Table Column Type Constraint
users id, email, display_name, created_at BIGINT, VARCHAR, VARCHAR, TIMESTAMP PK, UNIQUE NOT NULL, NOT NULL, DEFAULT NOW()
boards id, name, owner_id, created_at BIGINT, VARCHAR, BIGINT, TIMESTAMP PK, NOT NULL, FK -> users(id), DEFAULT NOW()
columns id, name, board_id, position BIGINT, VARCHAR, BIGINT, INTEGER PK, NOT NULL, FK -> boards(id), NOT NULL
tasks id, title, description, column_id, assignee_id, position, created_at, updated_at BIGINT, VARCHAR, TEXT, BIGINT, BIGINT, INTEGER, TIMESTAMP, TIMESTAMP PK, NOT NULL, NULLABLE, FK -> columns(id), FK -> users(id), NOT NULL, DEFAULT NOW(), DEFAULT NOW()

Key relationships: A user owns many boards. A board has many columns. A column has many tasks. A task belongs to one column and one assignee. The position field enables drag-and-drop reordering — move a card and you update the position integers.

5. UI/UX Design

The UI/UX design phase turns wireframes into pixel-perfect mockups. Build a design system — a shared vocabulary of reusable components:

  • Colors — Primary blue (#2563EB) for actions, grays for backgrounds, red for destructive actions
  • Typography — Inter for UI text, monospace for IDs
  • Components — Task cards, column headers, board nav, modals, dropdowns
  • Spacing — 4px base unit for consistent padding and margins

Tools like Figma and Adobe XD let designers and developers collaborate on the same file, inspect spacing, and export assets.

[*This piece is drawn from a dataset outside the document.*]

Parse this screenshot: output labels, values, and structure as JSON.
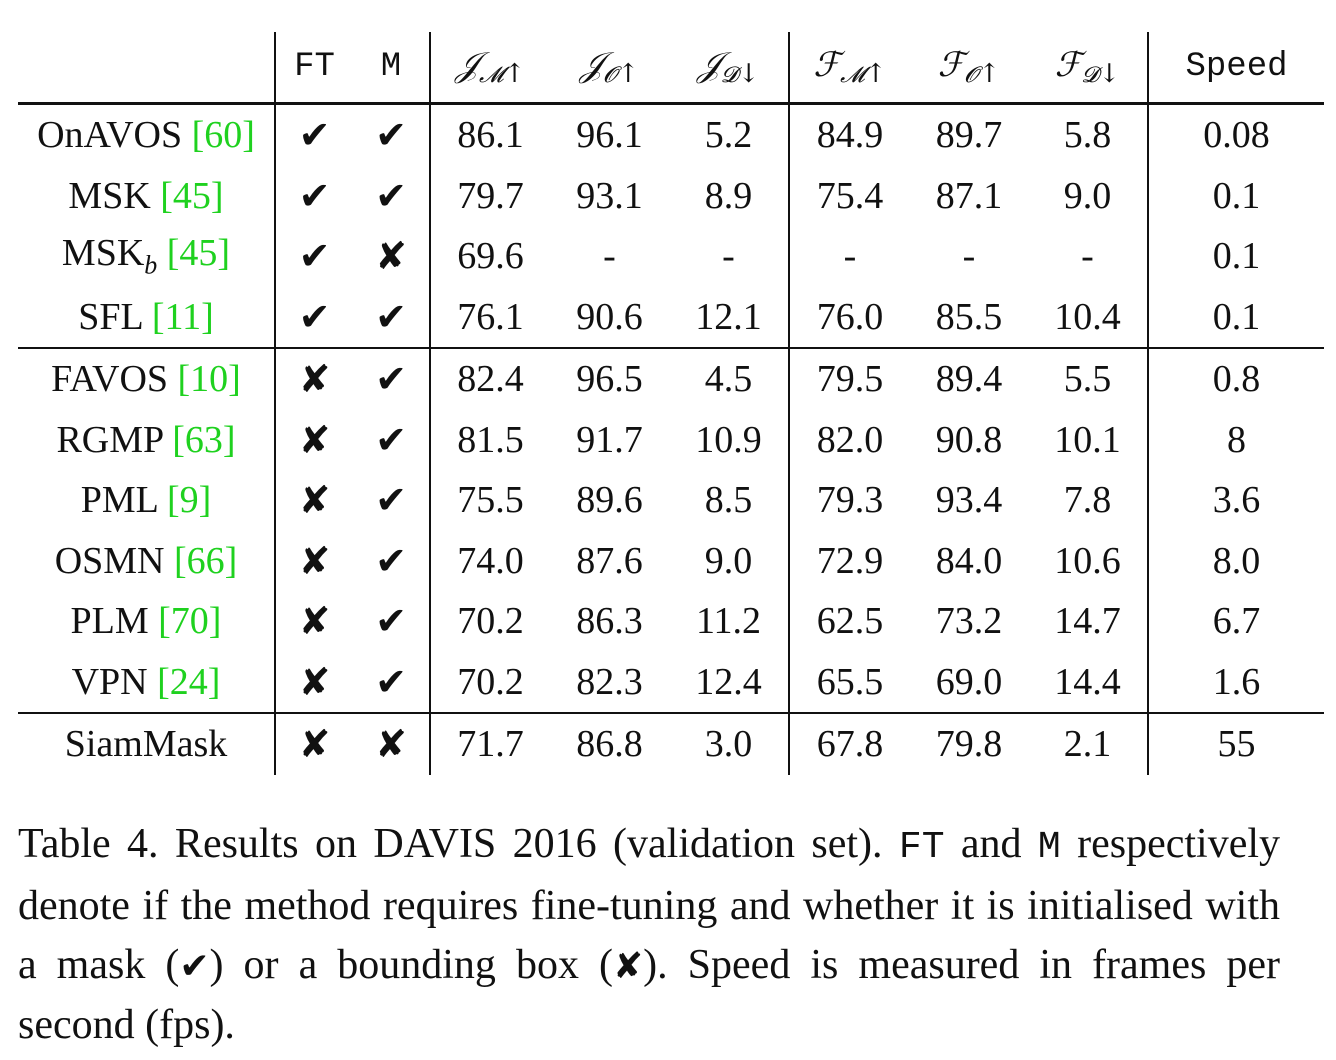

Critical principle: design for states, not just screens. Every component needs empty, loading, error, and populated state designs.

6. Prototyping

A prototype is a clickable, interactive mockup that stakeholders can experience without production code. Click “Create Task” and a modal opens. Drag a card between columns. Navigate between boards.

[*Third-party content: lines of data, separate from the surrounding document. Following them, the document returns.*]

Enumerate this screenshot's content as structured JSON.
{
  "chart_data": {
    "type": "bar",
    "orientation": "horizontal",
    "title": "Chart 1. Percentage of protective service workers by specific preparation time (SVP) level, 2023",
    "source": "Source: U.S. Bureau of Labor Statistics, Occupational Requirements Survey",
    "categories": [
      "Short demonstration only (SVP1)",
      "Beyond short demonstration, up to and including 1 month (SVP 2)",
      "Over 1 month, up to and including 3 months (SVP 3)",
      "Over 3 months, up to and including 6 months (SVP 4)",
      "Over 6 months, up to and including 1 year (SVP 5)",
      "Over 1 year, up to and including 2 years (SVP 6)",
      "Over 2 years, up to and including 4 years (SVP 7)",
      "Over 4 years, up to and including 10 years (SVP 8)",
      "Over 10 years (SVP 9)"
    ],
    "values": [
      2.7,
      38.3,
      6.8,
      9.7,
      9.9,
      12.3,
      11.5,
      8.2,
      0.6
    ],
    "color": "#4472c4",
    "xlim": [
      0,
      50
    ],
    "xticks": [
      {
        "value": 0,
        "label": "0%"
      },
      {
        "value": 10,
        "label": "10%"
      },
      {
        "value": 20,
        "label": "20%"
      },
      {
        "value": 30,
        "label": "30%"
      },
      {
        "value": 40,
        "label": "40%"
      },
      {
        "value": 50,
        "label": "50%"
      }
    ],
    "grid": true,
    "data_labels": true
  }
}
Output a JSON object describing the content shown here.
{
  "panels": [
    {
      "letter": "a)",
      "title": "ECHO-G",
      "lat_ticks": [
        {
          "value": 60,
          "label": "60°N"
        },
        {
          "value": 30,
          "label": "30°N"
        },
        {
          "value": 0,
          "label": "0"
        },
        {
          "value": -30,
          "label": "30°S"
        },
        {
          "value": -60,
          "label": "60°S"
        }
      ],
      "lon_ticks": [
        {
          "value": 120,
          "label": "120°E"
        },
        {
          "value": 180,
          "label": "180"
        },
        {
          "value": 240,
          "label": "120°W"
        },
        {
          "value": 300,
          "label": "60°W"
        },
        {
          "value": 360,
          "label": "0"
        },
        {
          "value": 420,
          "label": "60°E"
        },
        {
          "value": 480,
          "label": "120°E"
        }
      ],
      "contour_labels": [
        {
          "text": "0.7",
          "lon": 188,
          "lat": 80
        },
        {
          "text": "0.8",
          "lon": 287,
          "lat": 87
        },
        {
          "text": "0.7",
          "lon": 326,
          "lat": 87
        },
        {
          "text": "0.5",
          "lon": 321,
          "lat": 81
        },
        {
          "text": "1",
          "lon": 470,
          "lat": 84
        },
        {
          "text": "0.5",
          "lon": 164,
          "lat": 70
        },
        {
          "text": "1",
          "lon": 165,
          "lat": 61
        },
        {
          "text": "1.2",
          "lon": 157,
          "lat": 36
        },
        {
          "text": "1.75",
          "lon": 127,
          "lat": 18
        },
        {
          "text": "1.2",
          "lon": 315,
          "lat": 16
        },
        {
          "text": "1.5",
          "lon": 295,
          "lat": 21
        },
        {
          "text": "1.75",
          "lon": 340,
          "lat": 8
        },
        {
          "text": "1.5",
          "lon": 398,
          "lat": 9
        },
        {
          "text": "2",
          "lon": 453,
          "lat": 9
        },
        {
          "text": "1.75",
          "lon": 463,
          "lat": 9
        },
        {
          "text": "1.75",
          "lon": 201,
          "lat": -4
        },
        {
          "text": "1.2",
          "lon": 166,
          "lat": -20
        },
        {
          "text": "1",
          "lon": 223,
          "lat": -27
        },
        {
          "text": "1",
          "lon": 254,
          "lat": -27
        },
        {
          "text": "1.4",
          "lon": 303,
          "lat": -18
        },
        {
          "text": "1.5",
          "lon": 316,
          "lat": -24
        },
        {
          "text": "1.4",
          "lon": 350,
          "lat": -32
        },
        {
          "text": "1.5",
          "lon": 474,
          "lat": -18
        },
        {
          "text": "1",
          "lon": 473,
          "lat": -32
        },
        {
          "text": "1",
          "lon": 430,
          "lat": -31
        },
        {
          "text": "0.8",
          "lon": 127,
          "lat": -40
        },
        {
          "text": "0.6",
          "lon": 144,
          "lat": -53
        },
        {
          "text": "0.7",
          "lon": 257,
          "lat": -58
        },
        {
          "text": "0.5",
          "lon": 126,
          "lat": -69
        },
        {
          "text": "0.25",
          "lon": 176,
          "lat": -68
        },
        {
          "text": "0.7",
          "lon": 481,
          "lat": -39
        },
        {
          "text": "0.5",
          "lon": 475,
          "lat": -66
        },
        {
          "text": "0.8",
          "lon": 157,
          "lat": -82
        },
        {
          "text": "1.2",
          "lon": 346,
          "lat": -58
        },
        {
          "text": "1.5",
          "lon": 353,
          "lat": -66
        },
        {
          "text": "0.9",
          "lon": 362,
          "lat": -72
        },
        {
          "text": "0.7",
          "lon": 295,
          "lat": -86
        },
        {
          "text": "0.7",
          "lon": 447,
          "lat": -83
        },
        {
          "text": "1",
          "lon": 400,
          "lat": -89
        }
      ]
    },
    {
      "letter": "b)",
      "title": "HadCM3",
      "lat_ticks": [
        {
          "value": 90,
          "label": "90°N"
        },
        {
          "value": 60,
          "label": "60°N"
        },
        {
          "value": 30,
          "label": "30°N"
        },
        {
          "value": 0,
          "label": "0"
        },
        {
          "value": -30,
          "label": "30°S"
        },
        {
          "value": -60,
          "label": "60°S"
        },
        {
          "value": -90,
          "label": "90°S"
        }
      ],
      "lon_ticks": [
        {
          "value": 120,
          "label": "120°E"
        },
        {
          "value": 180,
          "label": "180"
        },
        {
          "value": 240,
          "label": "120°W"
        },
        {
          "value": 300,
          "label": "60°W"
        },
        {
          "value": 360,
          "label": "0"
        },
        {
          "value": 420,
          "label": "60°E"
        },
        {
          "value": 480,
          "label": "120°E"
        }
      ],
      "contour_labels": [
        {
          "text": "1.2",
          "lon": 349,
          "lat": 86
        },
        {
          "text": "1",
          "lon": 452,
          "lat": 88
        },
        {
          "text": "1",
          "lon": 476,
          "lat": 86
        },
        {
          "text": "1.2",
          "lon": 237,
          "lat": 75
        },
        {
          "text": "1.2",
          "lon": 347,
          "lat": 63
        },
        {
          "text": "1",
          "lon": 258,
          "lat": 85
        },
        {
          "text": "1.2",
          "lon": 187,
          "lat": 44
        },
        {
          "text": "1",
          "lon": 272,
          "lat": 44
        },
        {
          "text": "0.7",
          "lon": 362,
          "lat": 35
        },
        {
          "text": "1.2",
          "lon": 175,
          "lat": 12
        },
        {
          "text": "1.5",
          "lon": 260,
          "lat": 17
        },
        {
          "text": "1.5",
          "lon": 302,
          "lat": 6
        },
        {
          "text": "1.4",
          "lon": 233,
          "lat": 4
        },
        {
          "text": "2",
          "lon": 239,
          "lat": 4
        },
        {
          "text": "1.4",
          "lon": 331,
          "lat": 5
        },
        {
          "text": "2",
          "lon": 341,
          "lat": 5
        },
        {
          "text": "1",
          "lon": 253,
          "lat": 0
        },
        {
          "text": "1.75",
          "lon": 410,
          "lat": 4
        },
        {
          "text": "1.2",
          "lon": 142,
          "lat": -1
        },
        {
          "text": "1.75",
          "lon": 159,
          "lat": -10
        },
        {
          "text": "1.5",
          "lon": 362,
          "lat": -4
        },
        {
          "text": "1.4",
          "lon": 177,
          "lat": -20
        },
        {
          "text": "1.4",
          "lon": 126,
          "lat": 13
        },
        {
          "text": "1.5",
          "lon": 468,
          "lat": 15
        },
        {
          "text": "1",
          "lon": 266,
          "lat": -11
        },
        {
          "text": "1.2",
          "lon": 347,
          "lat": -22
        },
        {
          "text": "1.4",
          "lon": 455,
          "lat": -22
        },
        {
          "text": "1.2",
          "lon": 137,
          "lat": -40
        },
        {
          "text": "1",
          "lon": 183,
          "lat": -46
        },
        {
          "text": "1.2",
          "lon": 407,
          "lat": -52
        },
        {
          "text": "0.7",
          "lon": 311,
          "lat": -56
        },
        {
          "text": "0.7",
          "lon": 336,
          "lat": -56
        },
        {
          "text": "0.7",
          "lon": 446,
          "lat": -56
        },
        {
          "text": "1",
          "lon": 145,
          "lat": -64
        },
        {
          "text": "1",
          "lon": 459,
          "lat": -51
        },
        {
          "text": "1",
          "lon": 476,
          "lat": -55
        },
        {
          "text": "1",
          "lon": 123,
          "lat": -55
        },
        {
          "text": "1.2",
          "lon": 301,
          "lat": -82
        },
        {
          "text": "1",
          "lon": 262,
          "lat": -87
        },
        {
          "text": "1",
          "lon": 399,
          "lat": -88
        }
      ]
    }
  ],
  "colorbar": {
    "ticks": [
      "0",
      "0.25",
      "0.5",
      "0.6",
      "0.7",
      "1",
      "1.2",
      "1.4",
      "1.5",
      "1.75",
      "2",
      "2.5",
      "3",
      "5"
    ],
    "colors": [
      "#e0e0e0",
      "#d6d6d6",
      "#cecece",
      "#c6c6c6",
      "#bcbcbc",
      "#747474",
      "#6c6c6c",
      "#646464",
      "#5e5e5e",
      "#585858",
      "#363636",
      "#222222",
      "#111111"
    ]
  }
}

Prototyping serves two purposes:

  1. Validation — Put it in front of real users. Where do they hesitate? Fix those problems now, not after 10,000 lines of code.
  2. Alignment — Walk stakeholders through the prototype. Misunderstandings surface early, not during code review.

Figma’s prototyping mode lets you define click targets, transitions, and flows directly on design frames. Remember: a prototype is not production code. It is a communication tool.

7. Senior Tip

“Design is not how it looks, it’s how it works.” — Steve Jobs

Every hour spent on design saves five hours of rework during implementation. Focus on user experience over aesthetics. A plain-looking app with clear navigation and predictable behavior beats a stunning app that confuses users. Get the API contracts right. Get the data model right. The colors are the easy part.